Enfin, sont aussi comptabilisés des indicateurs d’économie circulaire et d’impact environnemental de l’emballage : contribution à l’effet de serre, la consommation en eau, l’énergie, l’acidification de l’air, ou encore l’eutrophisation.
«L’esprit du Green Impact Index est aussi de nous faire progresser et de participer à la transformation de l’entreprise par le biais de nos produits. En un an déjà, nous avons pu améliorer la notation de nombreux produits», indique Séverine Roullet-Furnemont.
Quel rôle pour le nouveau Consortium ?
Fort de la première version du Green Impact Index, le groupe Pierre Fabre a souhaité ouvrir cette méthodologie et la rendre collective. Depuis septembre 2022, 25 acteurs se sont réunis sous le statut d’un Consortium. Objectif : unir leurs efforts, sous la coordination d’AFNOR Normalisation, afin de rédiger une AFNOR Spec qui va revisiter la méthodologie du Green Impact Index pour l’améliorer et la rendre utilisable par le plus grand nombre. A l’issue des travaux (prévue d’ici la fin du 2ème trimestre 2023), la méthodologie sera à disposition de toute entreprise – de la TPE au grand groupe international. «La rédaction d’une AFNOR Spec est la garantie d’une démarche ouverte dans le but d’atteindre un consensus entre experts. Elle permettra à ce groupe de travail de franchir le premier palier d’une future norme», explique Chloé Fortin, cheffe de projet normalisation chez AFNOR Normalisation.

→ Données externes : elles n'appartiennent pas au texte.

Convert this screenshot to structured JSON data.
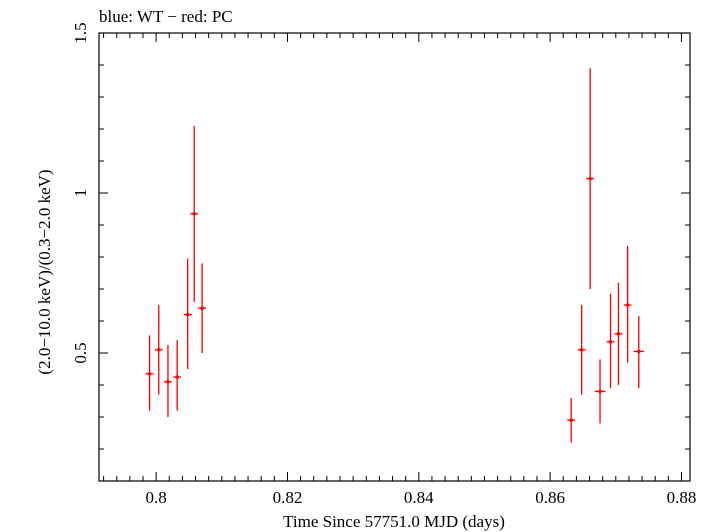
{
  "chart_data": {
    "type": "scatter",
    "title": "blue: WT − red: PC",
    "xlabel": "Time Since 57751.0 MJD (days)",
    "ylabel": "(2.0−10.0 keV)/(0.3−2.0 keV)",
    "xlim": [
      0.7913,
      0.8813
    ],
    "ylim": [
      0.1,
      1.5
    ],
    "x_ticks": [
      {
        "value": 0.8,
        "label": "0.8"
      },
      {
        "value": 0.82,
        "label": "0.82"
      },
      {
        "value": 0.84,
        "label": "0.84"
      },
      {
        "value": 0.86,
        "label": "0.86"
      },
      {
        "value": 0.88,
        "label": "0.88"
      }
    ],
    "y_ticks": [
      {
        "value": 0.5,
        "label": "0.5"
      },
      {
        "value": 1.0,
        "label": "1"
      },
      {
        "value": 1.5,
        "label": "1.5"
      }
    ],
    "series": [
      {
        "name": "PC",
        "color": "#ff0000",
        "points": [
          {
            "x": 0.799,
            "y": 0.435,
            "xerr": 0.0006,
            "ylo": 0.32,
            "yhi": 0.555
          },
          {
            "x": 0.8004,
            "y": 0.51,
            "xerr": 0.0006,
            "ylo": 0.37,
            "yhi": 0.65
          },
          {
            "x": 0.8018,
            "y": 0.41,
            "xerr": 0.0006,
            "ylo": 0.3,
            "yhi": 0.525
          },
          {
            "x": 0.8032,
            "y": 0.425,
            "xerr": 0.0006,
            "ylo": 0.32,
            "yhi": 0.54
          },
          {
            "x": 0.8048,
            "y": 0.62,
            "xerr": 0.0006,
            "ylo": 0.45,
            "yhi": 0.795
          },
          {
            "x": 0.8058,
            "y": 0.935,
            "xerr": 0.0006,
            "ylo": 0.66,
            "yhi": 1.21
          },
          {
            "x": 0.807,
            "y": 0.64,
            "xerr": 0.0006,
            "ylo": 0.5,
            "yhi": 0.78
          },
          {
            "x": 0.8632,
            "y": 0.29,
            "xerr": 0.0006,
            "ylo": 0.22,
            "yhi": 0.36
          },
          {
            "x": 0.8648,
            "y": 0.51,
            "xerr": 0.0006,
            "ylo": 0.37,
            "yhi": 0.65
          },
          {
            "x": 0.8661,
            "y": 1.045,
            "xerr": 0.0006,
            "ylo": 0.7,
            "yhi": 1.39
          },
          {
            "x": 0.8676,
            "y": 0.38,
            "xerr": 0.0008,
            "ylo": 0.28,
            "yhi": 0.48
          },
          {
            "x": 0.8692,
            "y": 0.535,
            "xerr": 0.0006,
            "ylo": 0.39,
            "yhi": 0.685
          },
          {
            "x": 0.8704,
            "y": 0.56,
            "xerr": 0.0006,
            "ylo": 0.4,
            "yhi": 0.72
          },
          {
            "x": 0.8718,
            "y": 0.65,
            "xerr": 0.0006,
            "ylo": 0.47,
            "yhi": 0.835
          },
          {
            "x": 0.8735,
            "y": 0.505,
            "xerr": 0.0008,
            "ylo": 0.39,
            "yhi": 0.615
          }
        ]
      }
    ]
  }
}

Le document aura ensuite trois ans pour ses preuves et servir de base à l’élaboration d’une norme internationale. Car l’enjeu est de taille. Face à l’autre Consortium EcoBeautyScore lancé en 2022 par 50 gros poids lourds de la cosmétique dont le groupe L’Oréal – imposant un autre système de notation adossé au PEF (Product Environmental Footprint), méthodologie de l’UE basée sur l’ACV des produits – le Green Impact Index se veut le porte-parole des produits naturels. «C’est une autre vision de l’affichage environnemental que l’on porte et défend. Déconnectée des ACV qui ne prend pas en compte d’autres paramètres comme la biodiversité ou la naturalité des produits. Ce n’est pas par hasard si le Consortium compte parmi ses membres, des groupes comme Léa Nature, Groupe Rocher ou Arkopharma. Et contrairement aux autres méthodes proposées, nous œuvrons pour que le Green Impact Index soit ouvert à tous, gratuit, simple à déployer pour toutes les entreprises et facilement compréhensible par le consommateur», conclut Séverine Roullet-Furnemont. Affaire à suivre.